Pengerjaan jalan KIPP 1B dan 1C menjadi bagian dari pengembangan tahap kedua IKN. Jika pada tahap awal fokus pembangunan diarahkan pada infrastruktur dasar dan bangunan inti pemerintahan, maka pada tahap berikutnya penguatan jaringan jalan menjadi prioritas untuk memastikan seluruh kawasan dapat terhubung secara efektif. Dengan infrastruktur jalan yang memadai, kawasan inti diharapkan mampu mendukung aktivitas pemerintahan, ekonomi, dan sosial secara berkelanjutan.
Menariknya, dalam proyek ini Otorita IKN tidak hanya berperan sebagai regulator dan perencana, tetapi juga sebagai pelaksana langsung pembangunan. Skema ini memungkinkan OIKN memiliki kendali penuh terhadap perencanaan teknis, pelaksanaan, serta pengawasan proyek di lapangan. Melalui dua paket supervisi dengan nilai sekitar Rp24,5 miliar, OIKN memastikan setiap pekerjaan sesuai dengan spesifikasi teknis dan standar mutu yang telah ditetapkan.

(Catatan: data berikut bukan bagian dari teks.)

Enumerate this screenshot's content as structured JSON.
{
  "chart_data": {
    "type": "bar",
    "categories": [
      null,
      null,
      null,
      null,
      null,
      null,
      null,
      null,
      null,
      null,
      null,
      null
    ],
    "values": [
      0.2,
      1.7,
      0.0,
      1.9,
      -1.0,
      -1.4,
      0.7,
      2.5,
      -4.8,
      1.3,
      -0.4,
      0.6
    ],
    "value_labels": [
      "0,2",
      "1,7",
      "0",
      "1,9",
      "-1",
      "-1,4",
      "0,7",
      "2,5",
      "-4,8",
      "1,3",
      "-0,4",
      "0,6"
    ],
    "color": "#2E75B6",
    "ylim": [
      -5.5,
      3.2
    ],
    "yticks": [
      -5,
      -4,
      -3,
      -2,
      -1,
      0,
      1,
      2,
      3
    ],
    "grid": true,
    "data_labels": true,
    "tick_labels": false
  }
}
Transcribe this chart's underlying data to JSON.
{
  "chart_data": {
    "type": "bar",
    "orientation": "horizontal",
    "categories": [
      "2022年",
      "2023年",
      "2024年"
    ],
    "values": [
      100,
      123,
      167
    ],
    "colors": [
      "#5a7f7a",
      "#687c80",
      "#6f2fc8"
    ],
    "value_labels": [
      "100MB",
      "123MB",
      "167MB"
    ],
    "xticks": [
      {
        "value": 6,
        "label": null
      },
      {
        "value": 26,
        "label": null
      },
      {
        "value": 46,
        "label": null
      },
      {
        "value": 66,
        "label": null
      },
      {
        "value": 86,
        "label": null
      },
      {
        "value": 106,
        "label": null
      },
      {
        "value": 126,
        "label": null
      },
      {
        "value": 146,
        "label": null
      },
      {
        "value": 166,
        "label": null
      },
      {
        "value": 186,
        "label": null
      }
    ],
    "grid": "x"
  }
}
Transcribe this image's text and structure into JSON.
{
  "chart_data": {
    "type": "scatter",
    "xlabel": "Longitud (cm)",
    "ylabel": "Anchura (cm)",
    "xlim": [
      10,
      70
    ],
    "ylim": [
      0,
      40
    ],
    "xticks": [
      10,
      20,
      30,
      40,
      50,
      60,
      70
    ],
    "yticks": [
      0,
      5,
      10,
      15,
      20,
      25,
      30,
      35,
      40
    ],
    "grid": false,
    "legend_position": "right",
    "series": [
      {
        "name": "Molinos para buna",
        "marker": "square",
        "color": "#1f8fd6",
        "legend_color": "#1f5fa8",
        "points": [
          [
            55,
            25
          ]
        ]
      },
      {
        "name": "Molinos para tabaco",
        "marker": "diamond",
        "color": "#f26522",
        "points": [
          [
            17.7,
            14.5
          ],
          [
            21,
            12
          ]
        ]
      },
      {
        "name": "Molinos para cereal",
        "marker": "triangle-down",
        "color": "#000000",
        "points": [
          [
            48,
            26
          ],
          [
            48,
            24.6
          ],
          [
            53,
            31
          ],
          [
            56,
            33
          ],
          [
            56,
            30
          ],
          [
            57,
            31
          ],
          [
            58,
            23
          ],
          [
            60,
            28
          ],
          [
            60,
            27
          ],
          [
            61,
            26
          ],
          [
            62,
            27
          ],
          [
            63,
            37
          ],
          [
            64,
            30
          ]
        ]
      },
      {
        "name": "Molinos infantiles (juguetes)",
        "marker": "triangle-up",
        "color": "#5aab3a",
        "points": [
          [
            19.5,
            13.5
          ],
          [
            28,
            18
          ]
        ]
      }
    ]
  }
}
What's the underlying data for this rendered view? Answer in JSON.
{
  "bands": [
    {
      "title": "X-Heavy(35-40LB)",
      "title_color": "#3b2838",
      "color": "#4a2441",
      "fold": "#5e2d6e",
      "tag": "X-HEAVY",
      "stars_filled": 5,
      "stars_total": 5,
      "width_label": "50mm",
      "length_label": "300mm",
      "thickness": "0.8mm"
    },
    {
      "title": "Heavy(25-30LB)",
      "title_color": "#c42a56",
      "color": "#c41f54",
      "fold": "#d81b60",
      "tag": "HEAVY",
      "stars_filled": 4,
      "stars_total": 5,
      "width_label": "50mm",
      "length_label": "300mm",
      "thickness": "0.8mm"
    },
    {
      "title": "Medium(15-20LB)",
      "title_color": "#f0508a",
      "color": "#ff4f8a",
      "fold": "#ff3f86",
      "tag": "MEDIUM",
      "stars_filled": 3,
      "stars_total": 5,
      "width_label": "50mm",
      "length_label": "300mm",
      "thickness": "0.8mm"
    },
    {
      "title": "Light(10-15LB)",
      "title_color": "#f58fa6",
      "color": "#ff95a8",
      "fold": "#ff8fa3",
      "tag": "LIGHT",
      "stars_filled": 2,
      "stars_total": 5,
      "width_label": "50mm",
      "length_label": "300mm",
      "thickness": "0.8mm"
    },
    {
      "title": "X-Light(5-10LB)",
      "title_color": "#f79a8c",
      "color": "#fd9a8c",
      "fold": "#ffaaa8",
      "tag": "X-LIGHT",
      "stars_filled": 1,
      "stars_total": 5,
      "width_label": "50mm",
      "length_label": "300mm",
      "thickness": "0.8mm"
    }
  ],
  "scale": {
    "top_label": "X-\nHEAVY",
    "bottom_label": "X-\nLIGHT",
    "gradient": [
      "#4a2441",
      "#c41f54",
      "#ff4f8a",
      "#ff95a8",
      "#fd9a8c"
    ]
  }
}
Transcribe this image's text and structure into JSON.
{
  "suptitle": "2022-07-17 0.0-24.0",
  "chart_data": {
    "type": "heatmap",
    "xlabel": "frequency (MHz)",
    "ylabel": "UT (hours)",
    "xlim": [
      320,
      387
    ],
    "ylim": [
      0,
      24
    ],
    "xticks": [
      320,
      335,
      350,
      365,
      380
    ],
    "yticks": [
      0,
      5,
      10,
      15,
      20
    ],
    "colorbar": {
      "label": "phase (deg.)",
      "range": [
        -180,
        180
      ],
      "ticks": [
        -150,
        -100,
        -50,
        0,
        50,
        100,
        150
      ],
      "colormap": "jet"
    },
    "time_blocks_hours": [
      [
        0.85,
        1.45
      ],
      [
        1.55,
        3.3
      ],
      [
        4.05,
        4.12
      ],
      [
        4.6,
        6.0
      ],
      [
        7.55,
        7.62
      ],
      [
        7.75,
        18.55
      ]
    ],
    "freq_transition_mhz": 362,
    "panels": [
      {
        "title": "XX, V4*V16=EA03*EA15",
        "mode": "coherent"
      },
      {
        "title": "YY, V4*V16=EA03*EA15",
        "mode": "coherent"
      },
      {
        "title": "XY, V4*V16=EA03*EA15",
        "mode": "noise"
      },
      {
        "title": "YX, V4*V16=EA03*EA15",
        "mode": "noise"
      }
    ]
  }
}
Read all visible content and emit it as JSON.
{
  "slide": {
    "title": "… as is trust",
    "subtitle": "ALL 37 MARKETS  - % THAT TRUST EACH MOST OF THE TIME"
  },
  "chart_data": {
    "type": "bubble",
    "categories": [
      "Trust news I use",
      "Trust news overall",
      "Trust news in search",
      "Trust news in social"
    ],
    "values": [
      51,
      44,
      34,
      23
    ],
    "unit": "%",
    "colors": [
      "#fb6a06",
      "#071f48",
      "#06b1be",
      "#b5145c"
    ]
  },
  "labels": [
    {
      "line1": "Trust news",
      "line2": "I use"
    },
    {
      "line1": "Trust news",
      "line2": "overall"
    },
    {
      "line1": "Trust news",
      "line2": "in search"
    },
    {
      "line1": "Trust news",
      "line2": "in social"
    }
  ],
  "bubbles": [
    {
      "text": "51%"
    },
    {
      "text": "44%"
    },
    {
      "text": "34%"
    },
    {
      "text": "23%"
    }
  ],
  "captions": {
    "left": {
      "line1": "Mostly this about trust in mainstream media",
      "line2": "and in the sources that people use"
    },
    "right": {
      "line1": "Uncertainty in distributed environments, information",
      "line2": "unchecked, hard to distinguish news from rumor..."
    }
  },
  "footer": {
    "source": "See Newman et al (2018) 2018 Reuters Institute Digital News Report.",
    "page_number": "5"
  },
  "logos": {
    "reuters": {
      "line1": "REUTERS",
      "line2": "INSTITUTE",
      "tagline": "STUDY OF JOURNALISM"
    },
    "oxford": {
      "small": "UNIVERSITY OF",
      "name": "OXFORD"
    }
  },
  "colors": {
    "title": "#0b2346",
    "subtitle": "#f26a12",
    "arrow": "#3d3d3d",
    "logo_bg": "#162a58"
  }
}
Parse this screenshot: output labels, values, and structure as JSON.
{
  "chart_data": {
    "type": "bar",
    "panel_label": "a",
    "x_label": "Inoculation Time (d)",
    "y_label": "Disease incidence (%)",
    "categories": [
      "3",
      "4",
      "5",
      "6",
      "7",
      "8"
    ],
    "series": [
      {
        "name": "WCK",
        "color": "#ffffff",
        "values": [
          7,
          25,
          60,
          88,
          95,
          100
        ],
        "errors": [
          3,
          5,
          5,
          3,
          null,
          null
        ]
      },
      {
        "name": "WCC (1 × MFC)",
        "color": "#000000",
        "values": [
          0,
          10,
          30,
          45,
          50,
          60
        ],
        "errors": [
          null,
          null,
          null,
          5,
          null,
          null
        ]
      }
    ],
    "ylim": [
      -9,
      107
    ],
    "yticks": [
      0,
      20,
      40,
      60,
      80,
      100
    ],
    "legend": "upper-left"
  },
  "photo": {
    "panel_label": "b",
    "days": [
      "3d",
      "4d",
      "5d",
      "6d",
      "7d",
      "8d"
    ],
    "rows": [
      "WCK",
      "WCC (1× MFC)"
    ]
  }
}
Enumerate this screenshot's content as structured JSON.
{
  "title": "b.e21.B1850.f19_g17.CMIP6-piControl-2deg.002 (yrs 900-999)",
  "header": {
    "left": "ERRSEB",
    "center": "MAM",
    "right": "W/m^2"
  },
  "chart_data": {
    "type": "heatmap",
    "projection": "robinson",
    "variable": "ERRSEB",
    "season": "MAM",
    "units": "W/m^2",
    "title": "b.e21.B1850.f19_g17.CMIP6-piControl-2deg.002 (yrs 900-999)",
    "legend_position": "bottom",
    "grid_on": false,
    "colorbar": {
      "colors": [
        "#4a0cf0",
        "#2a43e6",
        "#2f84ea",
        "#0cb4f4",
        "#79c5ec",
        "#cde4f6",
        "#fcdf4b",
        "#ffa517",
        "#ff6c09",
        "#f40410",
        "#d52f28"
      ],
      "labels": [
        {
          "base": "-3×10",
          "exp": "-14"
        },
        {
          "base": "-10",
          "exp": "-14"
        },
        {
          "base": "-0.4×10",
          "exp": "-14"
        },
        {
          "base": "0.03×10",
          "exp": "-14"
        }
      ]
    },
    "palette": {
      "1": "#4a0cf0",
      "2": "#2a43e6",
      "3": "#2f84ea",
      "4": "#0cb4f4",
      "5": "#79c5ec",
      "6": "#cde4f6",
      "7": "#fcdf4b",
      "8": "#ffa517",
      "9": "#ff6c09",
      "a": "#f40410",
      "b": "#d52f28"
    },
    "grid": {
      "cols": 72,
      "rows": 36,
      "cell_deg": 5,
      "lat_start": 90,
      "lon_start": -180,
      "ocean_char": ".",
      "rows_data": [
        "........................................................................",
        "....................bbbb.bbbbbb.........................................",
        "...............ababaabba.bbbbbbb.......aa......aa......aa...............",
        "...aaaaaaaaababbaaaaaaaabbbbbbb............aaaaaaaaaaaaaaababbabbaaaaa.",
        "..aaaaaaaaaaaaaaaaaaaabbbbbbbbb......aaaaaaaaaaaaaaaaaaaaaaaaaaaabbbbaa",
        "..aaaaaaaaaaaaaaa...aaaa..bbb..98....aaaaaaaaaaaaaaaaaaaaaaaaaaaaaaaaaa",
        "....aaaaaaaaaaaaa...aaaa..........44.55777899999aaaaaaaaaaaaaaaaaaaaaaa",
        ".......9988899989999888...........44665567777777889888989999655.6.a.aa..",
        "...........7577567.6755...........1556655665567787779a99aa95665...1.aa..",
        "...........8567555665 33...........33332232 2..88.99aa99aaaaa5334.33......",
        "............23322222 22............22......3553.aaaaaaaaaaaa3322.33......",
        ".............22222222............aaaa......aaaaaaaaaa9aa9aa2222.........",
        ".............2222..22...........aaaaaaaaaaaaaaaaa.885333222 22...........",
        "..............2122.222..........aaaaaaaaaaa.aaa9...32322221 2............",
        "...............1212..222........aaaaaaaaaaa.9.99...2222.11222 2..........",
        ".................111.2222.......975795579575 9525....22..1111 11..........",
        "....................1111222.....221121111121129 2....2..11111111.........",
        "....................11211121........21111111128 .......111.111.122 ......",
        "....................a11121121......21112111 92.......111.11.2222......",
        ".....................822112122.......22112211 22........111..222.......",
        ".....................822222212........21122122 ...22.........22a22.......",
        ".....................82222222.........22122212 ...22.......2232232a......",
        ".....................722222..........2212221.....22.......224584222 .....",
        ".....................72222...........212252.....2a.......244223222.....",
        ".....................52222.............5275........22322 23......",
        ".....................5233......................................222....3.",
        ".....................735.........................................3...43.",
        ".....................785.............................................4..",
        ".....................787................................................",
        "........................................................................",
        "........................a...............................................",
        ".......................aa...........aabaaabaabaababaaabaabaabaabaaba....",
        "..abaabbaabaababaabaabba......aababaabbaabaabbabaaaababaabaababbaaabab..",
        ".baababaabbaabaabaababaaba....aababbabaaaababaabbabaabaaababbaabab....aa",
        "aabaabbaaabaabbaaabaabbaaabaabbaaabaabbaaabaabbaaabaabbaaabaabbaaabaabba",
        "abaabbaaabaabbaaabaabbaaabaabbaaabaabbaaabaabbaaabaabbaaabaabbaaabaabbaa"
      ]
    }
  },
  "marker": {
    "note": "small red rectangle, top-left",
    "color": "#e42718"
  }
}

Pembangunan jalan tersebut juga diproyeksikan memberi dampak positif terhadap iklim investasi di IKN. Infrastruktur yang memadai menjadi salah satu faktor utama yang dipertimbangkan investor sebelum menanamkan modal. Dengan tersedianya akses jalan yang baik dan terintegrasi, kawasan inti pemerintahan Nusantara diharapkan semakin menarik bagi pelaku usaha, pengembang, dan penyedia layanan publik.
Selain mendukung aktivitas pemerintahan, jaringan jalan ini juga dirancang untuk menunjang konsep kota modern dan berkelanjutan. Jalan-jalan di KIPP akan dilengkapi dengan fasilitas pendukung seperti jalur pejalan kaki, sistem drainase yang ramah lingkungan, serta penataan ruang yang terintegrasi dengan kawasan hijau. Konsep ini sejalan dengan visi IKN sebagai kota masa depan yang tidak hanya fungsional, tetapi juga nyaman dan berwawasan lingkungan.
Otorita IKN menargetkan pembangunan jalan di KIPP 1B dan 1C dapat selesai secara bertahap sesuai jadwal yang telah ditetapkan. Meski target awal penyelesaian berada di akhir 2025, percepatan terus dilakukan agar akses jalan dapat segera dimanfaatkan untuk mendukung aktivitas pemerintahan yang mulai berjalan di IKN. Namun demikian, Basuki menegaskan bahwa percepatan tidak akan mengorbankan kualitas pekerjaan.
Dalam konteks pembangunan IKN secara keseluruhan, proyek jalan senilai Rp3,04 triliun ini menjadi salah satu indikator keseriusan pemerintah dalam merealisasikan pemindahan ibu kota negara. Infrastruktur dasar seperti jalan merupakan fondasi utama yang menentukan keberhasilan pengembangan kawasan dalam jangka panjang. Tanpa konektivitas yang baik, fungsi pemerintahan dan aktivitas ekonomi tidak akan berjalan optimal.
Otorita IKN juga terus melakukan koordinasi dengan kementerian dan lembaga terkait untuk memastikan pembangunan infrastruktur berjalan selaras dengan rencana induk IKN. Sinkronisasi antara pembangunan jalan, gedung pemerintahan, kawasan hunian, serta fasilitas pendukung lainnya menjadi kunci agar seluruh elemen kota dapat berkembang secara terintegrasi.